Stable mixtures of waxes in water

Wax emulsions are stable mixtures of one or more waxes in water. Waxes and water are normally immiscible but can be brought together stably by the use of surfactants and a clever preparation process. Strictly speaking a wax emulsion should be called a wax dispersion since the wax is solid at room temperature. However, because the preparation takes place above the melting point of the wax, the actual process is called emulsification, hence the name wax emulsion. In praxis, wax dispersion is used for solvent based systems.

A wide range of emulsions based on different waxes and blends thereof are available, depending on the final application. Waxes that are found in wax emulsions can be of natural or synthetic origin. Common non-fossil natural waxes are carnaubawax, beeswax, candelilla wax or ricebran wax. Paraffin, microcrystalline and montanwax are the most used fossil natural waxes that are found in emulsions. Synthetic waxes that are used include (oxidised) LDPE and HDPE, maleic anhydride grafted polypropylene and Fischer-Tropsch waxes.

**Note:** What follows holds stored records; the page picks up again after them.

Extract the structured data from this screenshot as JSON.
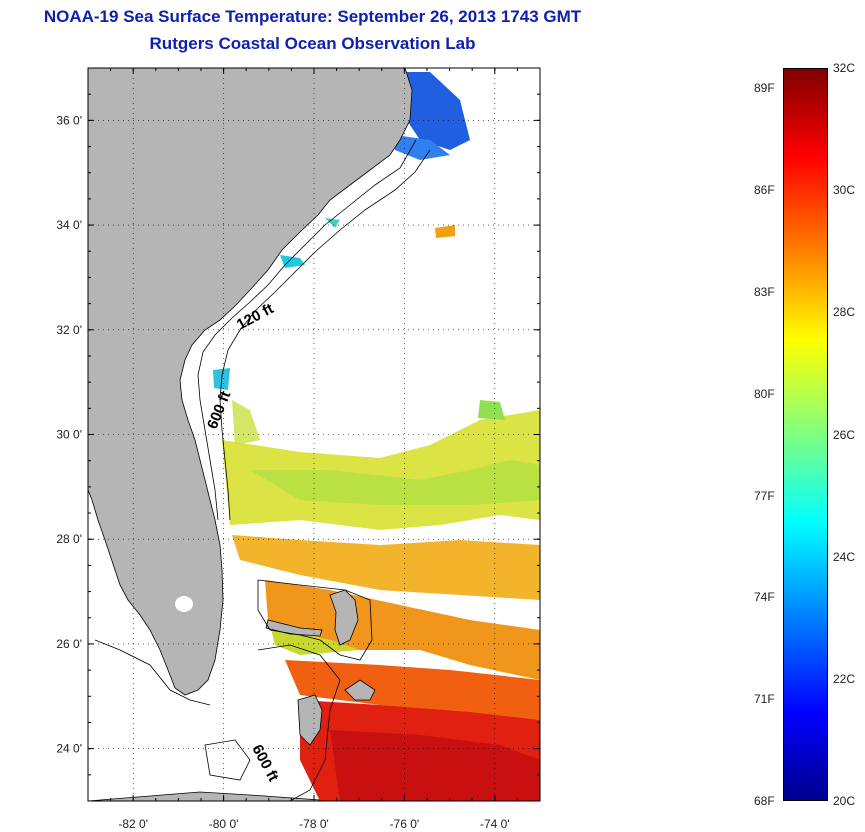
{
  "header": {
    "title": "NOAA-19 Sea Surface Temperature:  September 26, 2013 1743 GMT",
    "subtitle": "Rutgers Coastal Ocean Observation Lab"
  },
  "map": {
    "lon_range": [
      -83,
      -73
    ],
    "lat_range": [
      23,
      37
    ],
    "lat_ticks": [
      {
        "value": 36,
        "label": "36 0'"
      },
      {
        "value": 34,
        "label": "34 0'"
      },
      {
        "value": 32,
        "label": "32 0'"
      },
      {
        "value": 30,
        "label": "30 0'"
      },
      {
        "value": 28,
        "label": "28 0'"
      },
      {
        "value": 26,
        "label": "26 0'"
      },
      {
        "value": 24,
        "label": "24 0'"
      }
    ],
    "lon_ticks": [
      {
        "value": -82,
        "label": "-82 0'"
      },
      {
        "value": -80,
        "label": "-80 0'"
      },
      {
        "value": -78,
        "label": "-78 0'"
      },
      {
        "value": -76,
        "label": "-76 0'"
      },
      {
        "value": -74,
        "label": "-74 0'"
      }
    ],
    "contour_labels": {
      "c120": "120 ft",
      "c600a": "600 ft",
      "c600b": "600 ft"
    },
    "land_color": "#b5b5b5",
    "grid": "dotted"
  },
  "colorbar": {
    "range_c": [
      20,
      32
    ],
    "fahrenheit_labels": [
      "89F",
      "86F",
      "83F",
      "80F",
      "77F",
      "74F",
      "71F",
      "68F"
    ],
    "celsius_labels": [
      "32C",
      "30C",
      "28C",
      "26C",
      "24C",
      "22C",
      "20C"
    ],
    "colormap": "jet"
  }
}
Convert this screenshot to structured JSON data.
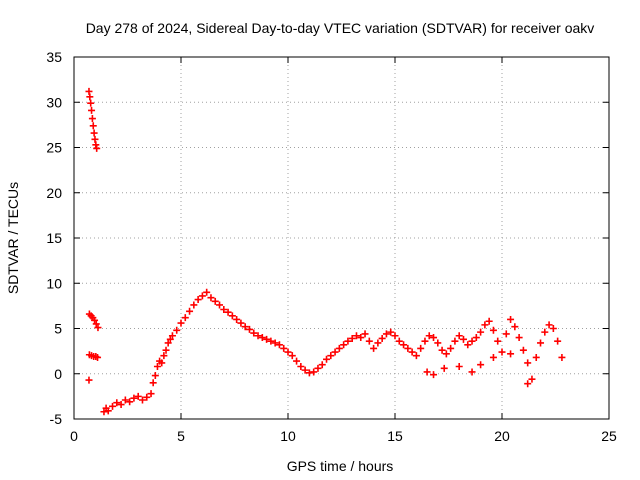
{
  "chart_data": {
    "type": "scatter",
    "title": "Day 278 of 2024, Sidereal Day-to-day VTEC variation (SDTVAR) for receiver oakv",
    "xlabel": "GPS time / hours",
    "ylabel": "SDTVAR / TECUs",
    "xlim": [
      0,
      25
    ],
    "ylim": [
      -5,
      35
    ],
    "xticks": [
      0,
      5,
      10,
      15,
      20,
      25
    ],
    "yticks": [
      -5,
      0,
      5,
      10,
      15,
      20,
      25,
      30,
      35
    ],
    "grid": true,
    "marker": "+",
    "series": [
      {
        "name": "oakv",
        "color": "#ff0000",
        "points": [
          [
            0.7,
            31.2
          ],
          [
            0.74,
            30.6
          ],
          [
            0.78,
            29.9
          ],
          [
            0.82,
            29.1
          ],
          [
            0.86,
            28.2
          ],
          [
            0.9,
            27.4
          ],
          [
            0.94,
            26.6
          ],
          [
            0.98,
            25.9
          ],
          [
            1.02,
            25.3
          ],
          [
            1.06,
            24.9
          ],
          [
            0.72,
            6.6
          ],
          [
            0.8,
            6.4
          ],
          [
            0.88,
            6.2
          ],
          [
            0.96,
            5.9
          ],
          [
            1.04,
            5.5
          ],
          [
            1.12,
            5.1
          ],
          [
            0.72,
            2.1
          ],
          [
            0.82,
            2.0
          ],
          [
            0.92,
            1.9
          ],
          [
            1.02,
            1.9
          ],
          [
            1.1,
            1.8
          ],
          [
            0.7,
            -0.7
          ],
          [
            1.4,
            -4.2
          ],
          [
            1.5,
            -3.8
          ],
          [
            1.6,
            -4.1
          ],
          [
            1.8,
            -3.6
          ],
          [
            2.0,
            -3.2
          ],
          [
            2.2,
            -3.4
          ],
          [
            2.4,
            -2.9
          ],
          [
            2.6,
            -3.1
          ],
          [
            2.8,
            -2.7
          ],
          [
            3.0,
            -2.5
          ],
          [
            3.2,
            -2.9
          ],
          [
            3.4,
            -2.6
          ],
          [
            3.6,
            -2.2
          ],
          [
            3.7,
            -1.0
          ],
          [
            3.8,
            -0.2
          ],
          [
            3.9,
            0.8
          ],
          [
            4.0,
            1.4
          ],
          [
            4.1,
            1.2
          ],
          [
            4.2,
            2.0
          ],
          [
            4.3,
            2.6
          ],
          [
            4.4,
            3.4
          ],
          [
            4.5,
            3.8
          ],
          [
            4.6,
            4.2
          ],
          [
            4.8,
            4.8
          ],
          [
            5.0,
            5.6
          ],
          [
            5.2,
            6.2
          ],
          [
            5.4,
            6.9
          ],
          [
            5.6,
            7.6
          ],
          [
            5.8,
            8.2
          ],
          [
            6.0,
            8.6
          ],
          [
            6.2,
            9.0
          ],
          [
            6.4,
            8.4
          ],
          [
            6.6,
            8.0
          ],
          [
            6.8,
            7.6
          ],
          [
            7.0,
            7.1
          ],
          [
            7.2,
            6.8
          ],
          [
            7.4,
            6.4
          ],
          [
            7.6,
            6.0
          ],
          [
            7.8,
            5.6
          ],
          [
            8.0,
            5.2
          ],
          [
            8.2,
            4.9
          ],
          [
            8.4,
            4.5
          ],
          [
            8.6,
            4.2
          ],
          [
            8.8,
            4.0
          ],
          [
            9.0,
            3.8
          ],
          [
            9.2,
            3.6
          ],
          [
            9.4,
            3.4
          ],
          [
            9.6,
            3.2
          ],
          [
            9.8,
            2.8
          ],
          [
            10.0,
            2.4
          ],
          [
            10.2,
            2.0
          ],
          [
            10.4,
            1.4
          ],
          [
            10.6,
            0.8
          ],
          [
            10.8,
            0.4
          ],
          [
            11.0,
            0.1
          ],
          [
            11.2,
            0.2
          ],
          [
            11.4,
            0.6
          ],
          [
            11.6,
            1.0
          ],
          [
            11.8,
            1.6
          ],
          [
            12.0,
            2.0
          ],
          [
            12.2,
            2.4
          ],
          [
            12.4,
            2.8
          ],
          [
            12.6,
            3.2
          ],
          [
            12.8,
            3.6
          ],
          [
            13.0,
            3.9
          ],
          [
            13.2,
            4.2
          ],
          [
            13.4,
            4.0
          ],
          [
            13.6,
            4.4
          ],
          [
            13.8,
            3.6
          ],
          [
            14.0,
            2.8
          ],
          [
            14.2,
            3.4
          ],
          [
            14.4,
            3.9
          ],
          [
            14.6,
            4.4
          ],
          [
            14.8,
            4.6
          ],
          [
            15.0,
            4.2
          ],
          [
            15.2,
            3.6
          ],
          [
            15.4,
            3.2
          ],
          [
            15.6,
            2.8
          ],
          [
            15.8,
            2.4
          ],
          [
            16.0,
            2.0
          ],
          [
            16.2,
            2.8
          ],
          [
            16.4,
            3.6
          ],
          [
            16.6,
            4.2
          ],
          [
            16.8,
            4.0
          ],
          [
            17.0,
            3.4
          ],
          [
            17.2,
            2.6
          ],
          [
            17.4,
            2.2
          ],
          [
            17.6,
            2.8
          ],
          [
            17.8,
            3.6
          ],
          [
            18.0,
            4.2
          ],
          [
            18.2,
            3.8
          ],
          [
            18.4,
            3.2
          ],
          [
            18.6,
            3.6
          ],
          [
            18.8,
            4.0
          ],
          [
            19.0,
            4.6
          ],
          [
            19.2,
            5.4
          ],
          [
            19.4,
            5.8
          ],
          [
            19.6,
            4.8
          ],
          [
            19.8,
            3.6
          ],
          [
            20.0,
            2.4
          ],
          [
            20.2,
            4.4
          ],
          [
            20.4,
            6.0
          ],
          [
            20.6,
            5.2
          ],
          [
            20.8,
            4.0
          ],
          [
            21.0,
            2.6
          ],
          [
            21.2,
            1.2
          ],
          [
            21.4,
            -0.6
          ],
          [
            21.6,
            1.8
          ],
          [
            21.8,
            3.4
          ],
          [
            22.0,
            4.6
          ],
          [
            22.2,
            5.4
          ],
          [
            22.4,
            5.0
          ],
          [
            22.6,
            3.6
          ],
          [
            22.8,
            1.8
          ],
          [
            16.5,
            0.2
          ],
          [
            16.8,
            -0.1
          ],
          [
            17.3,
            0.6
          ],
          [
            18.0,
            0.8
          ],
          [
            18.6,
            0.2
          ],
          [
            19.0,
            1.0
          ],
          [
            19.6,
            1.8
          ],
          [
            20.4,
            2.2
          ],
          [
            21.2,
            -1.1
          ]
        ]
      }
    ]
  }
}
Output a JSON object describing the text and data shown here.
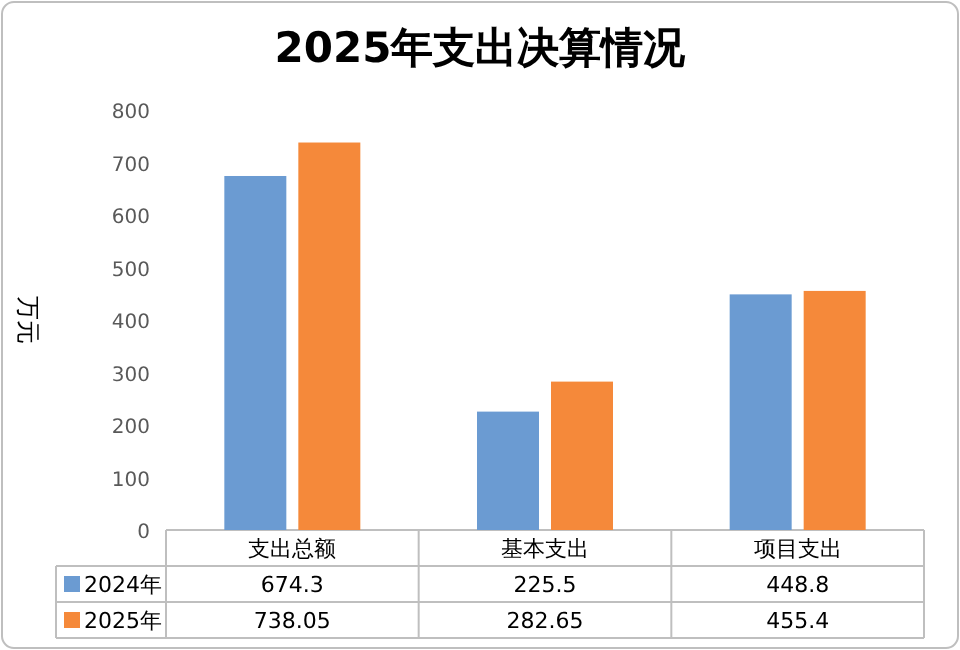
{
  "chart_data": {
    "type": "bar",
    "title": "2025年支出决算情况",
    "ylabel": "万元",
    "categories": [
      "支出总额",
      "基本支出",
      "项目支出"
    ],
    "series": [
      {
        "name": "2024年",
        "color": "#6b9bd2",
        "values": [
          674.3,
          225.5,
          448.8
        ]
      },
      {
        "name": "2025年",
        "color": "#f5893a",
        "values": [
          738.05,
          282.65,
          455.4
        ]
      }
    ],
    "ylim": [
      0,
      800
    ],
    "yticks": [
      0,
      100,
      200,
      300,
      400,
      500,
      600,
      700,
      800
    ],
    "data_labels": true,
    "legend": "bottom"
  }
}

A range of different emulsifiers or surfactants are used to emulsify waxes. These can be anionic, cationic or non-ionic in nature. The most common however are fatty alcohol ethoxylates as non-ionic surfactants due to their superb stability against hard water, pH-shock and electrolytes. Some applications demand different emulsifier systems for example anionic surfactants for better hydrophobicity or cationic surfactants for better adhesion to certain materials like textile fibers.

==Applications==

Wax emulsions are widely used in a variety of technical applications like printing inks & lacquers, leather and textiles, paper, wood, metal, polishes, glass fiber sizing, glass bottle protection among other things. The most important properties that can be improved by the addition of wax emulsions are matting & gloss, hydrophobicity, soft touch, abrasion & rub resistance, scratch resistance, release, corrosion protection and anti-blocking.

Emulsions based on natural waxes are used for coating fruits and candies and crop protection. Synthetic wax based emulsions are often used in food packaging.

Wax emulsions based on beeswax, carnauba wax and paraffin wax are used in creams and ointments.

The emergence of soybean waxes with varying properties and melt points has led to the use of vegetable wax emulsions in applications such as paper coatings, paint and ink additives, and even wet sizing for pulp and paper applications. These wax emulsions can be formulated to deliver some of the same properties that petroleum-based wax emulsions deliver, but offer advantages of being a green product and offer more consistent availability.